I also would greatly miss your blog if you stopped doing it. It’s one of the places I always visit when I make regular rounds on the poetry blog circuit. I’ve often found the mainscream media (that’s not a typo) items you link to highly interesting and informative. It’s obvious that you select carefully, it’s not a random hodgepodge.
One human being can only do so much, obviously. By all means make any changes you feel would be useful. It’s your show here.
I’m also supremely frustrated by the bread-and-circus political parade being broadcast and printcast into the world daily. But even amid all of this there’s life, and history isn’t over yet.
Whatever you decide to do, I really appreciate the work and play you’ve done, and are doing, here.
I enjoy the links you put up, yes, but do what you feel like doing. You can also change directions again down the road, right? Follow your heart!
- Scott
Glad for all these poetry links you find. It doesn’t matter to me where you source them. it amazes me that you find so many. http://www.writersfestival.org/archives/a-v.html has some.
Women are definitely fewer reported for anything. Just look at the
http://www.mediareporttowomen.com/current.htm or http://www.wimnonline.org/analysis/ or
Throwing a few ideas out there…Maybe we have to look back a long way for the answer. Is it a by-product of past decades. If writers come from houses rich in books, are women not pushing themselves to the top of poetry because mom and grandmom didn’t?
Poetry as a craft takes 40 or 50 years to get really good. What percentage of women publishing have done it for a lifetime? (I don’t know if this would change the picture or not). I look at http://www.ubu.com/ubu/ and the 3:1 male to female. How’d that happen? Is it a matter of who is conversing and relating? Women bloggers and men bloggers do have a tendancy to keep on their own side of the sandlot.

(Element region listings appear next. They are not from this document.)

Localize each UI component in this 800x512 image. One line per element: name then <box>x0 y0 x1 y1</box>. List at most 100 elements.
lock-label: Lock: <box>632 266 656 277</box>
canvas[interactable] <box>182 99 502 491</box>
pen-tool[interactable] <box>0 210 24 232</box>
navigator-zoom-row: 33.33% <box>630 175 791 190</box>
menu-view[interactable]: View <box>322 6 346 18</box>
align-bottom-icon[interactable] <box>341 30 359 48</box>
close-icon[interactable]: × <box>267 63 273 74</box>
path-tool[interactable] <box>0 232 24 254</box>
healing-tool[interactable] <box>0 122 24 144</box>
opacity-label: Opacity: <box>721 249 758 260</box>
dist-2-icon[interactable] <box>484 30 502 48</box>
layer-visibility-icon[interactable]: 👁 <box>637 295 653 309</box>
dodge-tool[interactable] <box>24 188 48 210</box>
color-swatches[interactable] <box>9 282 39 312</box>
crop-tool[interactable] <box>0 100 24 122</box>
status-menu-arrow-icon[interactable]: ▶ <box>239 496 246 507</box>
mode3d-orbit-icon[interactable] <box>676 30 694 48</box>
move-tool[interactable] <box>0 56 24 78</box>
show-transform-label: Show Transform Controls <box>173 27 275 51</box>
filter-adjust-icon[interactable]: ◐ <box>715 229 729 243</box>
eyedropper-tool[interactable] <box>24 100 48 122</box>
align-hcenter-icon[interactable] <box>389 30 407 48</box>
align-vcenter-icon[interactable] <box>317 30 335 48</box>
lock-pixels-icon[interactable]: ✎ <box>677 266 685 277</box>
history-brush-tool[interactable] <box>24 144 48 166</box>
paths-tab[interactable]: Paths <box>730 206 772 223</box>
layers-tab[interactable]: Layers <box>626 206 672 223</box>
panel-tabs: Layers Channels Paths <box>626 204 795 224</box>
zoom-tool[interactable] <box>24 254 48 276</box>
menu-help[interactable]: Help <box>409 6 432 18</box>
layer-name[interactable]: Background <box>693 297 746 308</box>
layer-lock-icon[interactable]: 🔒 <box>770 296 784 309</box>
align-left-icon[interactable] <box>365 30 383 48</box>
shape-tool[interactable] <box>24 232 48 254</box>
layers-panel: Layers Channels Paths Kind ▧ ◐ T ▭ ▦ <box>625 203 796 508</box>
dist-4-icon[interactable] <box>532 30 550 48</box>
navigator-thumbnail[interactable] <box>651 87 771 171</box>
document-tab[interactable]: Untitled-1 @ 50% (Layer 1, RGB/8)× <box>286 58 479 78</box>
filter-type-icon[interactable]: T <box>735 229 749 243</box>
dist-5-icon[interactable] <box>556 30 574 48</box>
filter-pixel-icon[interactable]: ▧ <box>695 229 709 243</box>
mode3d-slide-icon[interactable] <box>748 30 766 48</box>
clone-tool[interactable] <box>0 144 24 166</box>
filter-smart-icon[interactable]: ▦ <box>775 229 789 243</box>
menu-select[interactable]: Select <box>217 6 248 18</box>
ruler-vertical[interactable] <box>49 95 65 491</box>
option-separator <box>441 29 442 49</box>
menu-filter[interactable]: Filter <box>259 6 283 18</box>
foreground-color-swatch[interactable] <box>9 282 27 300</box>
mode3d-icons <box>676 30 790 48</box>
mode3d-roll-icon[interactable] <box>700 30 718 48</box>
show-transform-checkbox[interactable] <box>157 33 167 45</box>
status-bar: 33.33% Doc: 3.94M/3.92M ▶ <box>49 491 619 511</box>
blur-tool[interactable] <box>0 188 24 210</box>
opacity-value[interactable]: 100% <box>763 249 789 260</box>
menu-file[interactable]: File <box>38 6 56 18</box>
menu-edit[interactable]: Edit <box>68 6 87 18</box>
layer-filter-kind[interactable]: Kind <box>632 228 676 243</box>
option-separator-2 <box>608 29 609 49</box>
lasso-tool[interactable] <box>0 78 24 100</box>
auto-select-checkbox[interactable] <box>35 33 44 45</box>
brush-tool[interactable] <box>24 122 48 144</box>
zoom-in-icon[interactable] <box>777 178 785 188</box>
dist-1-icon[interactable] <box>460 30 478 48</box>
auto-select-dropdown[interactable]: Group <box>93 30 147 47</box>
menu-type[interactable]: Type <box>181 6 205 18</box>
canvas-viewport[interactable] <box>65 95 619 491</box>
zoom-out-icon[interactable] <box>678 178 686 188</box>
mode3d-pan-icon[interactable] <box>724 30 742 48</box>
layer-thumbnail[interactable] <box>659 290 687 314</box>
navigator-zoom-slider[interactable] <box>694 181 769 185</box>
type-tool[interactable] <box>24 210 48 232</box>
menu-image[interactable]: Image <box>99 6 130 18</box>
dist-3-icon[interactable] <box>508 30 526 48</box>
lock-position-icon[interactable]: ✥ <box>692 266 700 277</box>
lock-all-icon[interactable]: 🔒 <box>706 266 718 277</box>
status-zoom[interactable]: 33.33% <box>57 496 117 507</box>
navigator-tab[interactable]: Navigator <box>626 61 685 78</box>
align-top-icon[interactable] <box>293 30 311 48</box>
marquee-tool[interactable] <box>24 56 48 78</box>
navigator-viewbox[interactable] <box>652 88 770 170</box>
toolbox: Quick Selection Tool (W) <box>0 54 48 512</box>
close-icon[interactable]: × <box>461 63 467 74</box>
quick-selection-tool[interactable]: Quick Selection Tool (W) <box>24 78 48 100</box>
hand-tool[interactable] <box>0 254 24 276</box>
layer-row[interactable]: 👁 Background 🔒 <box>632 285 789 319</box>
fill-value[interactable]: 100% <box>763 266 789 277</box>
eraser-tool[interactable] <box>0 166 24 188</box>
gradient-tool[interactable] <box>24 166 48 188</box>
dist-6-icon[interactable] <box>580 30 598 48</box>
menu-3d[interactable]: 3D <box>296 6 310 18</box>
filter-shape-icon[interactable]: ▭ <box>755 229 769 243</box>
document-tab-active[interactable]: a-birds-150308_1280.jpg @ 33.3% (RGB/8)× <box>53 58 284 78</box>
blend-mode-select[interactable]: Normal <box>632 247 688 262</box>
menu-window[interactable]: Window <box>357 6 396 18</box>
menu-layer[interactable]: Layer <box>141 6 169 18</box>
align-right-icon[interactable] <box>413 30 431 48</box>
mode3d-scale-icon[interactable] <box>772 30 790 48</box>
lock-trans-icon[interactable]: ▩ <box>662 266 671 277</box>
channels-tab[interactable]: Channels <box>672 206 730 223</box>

I find myself wanting gender parity and to prefer women and yet I am more skewed to males. Is that a byproduct of economy and women proportionally spending neurons being moms, or being in lower paid work with less seniority and job security so have less technical excellence and ? Or being enculturated to be more emotionally explicit and use more slanted language as a dialect when good poetry is more show not tell?
Doesn’t matter to me what you use as a source, just keep doing what you’re doing. Eventually, the tide will turn toward the women. But my hope is that poetry, in general, receives more attention and that writers start reaching untapped markets, which helps us all in the long run.
Well, I shared about Jilly’s initial post and my response on my blog. I asked readers could they readily list women poets they enjoy. I asked if we as women were doing enough to support women artists. So predictable it’s funny, a young man wrote he was ‘pissed off’ by my post.
Feel free to weigh in:
http://blackeyedsusans.blogspot.com/2008/01/supporting-women-poets.html
I was physically threatened by a woman in a Wompo post. That said, a great number of people (both genders) wrote to me privately with kind and supportive words when I chose to leave the list. I just wish the admins had intervened.
I appreciate your blog.
Alan,
Threatened? Why? No need to rehash if you rather not. Being pro-woman is not synomous with anti-male. That kind of thinking annoys me. Nor does having a difference of opinion warrant threats.
What I find interesting is how we, artists in particular, carry on like we’re incredibly liberal, open-minded and inclusive. We talk about celebrating diversity but my experience is that we really expend more energy exercising tolerance and not embracing what makes us different.
I suspect I’m going off on a tangent but I’m a woman and we do that a lot. (susan with tongue firmly planted in cheek).
Glad to hear you like my blog.
It’s archived here: http://foetry.com/forum/index.php?topic=407.0
Ah, that was before my WOMPO time, Alan. There’s no excuse for violent threats.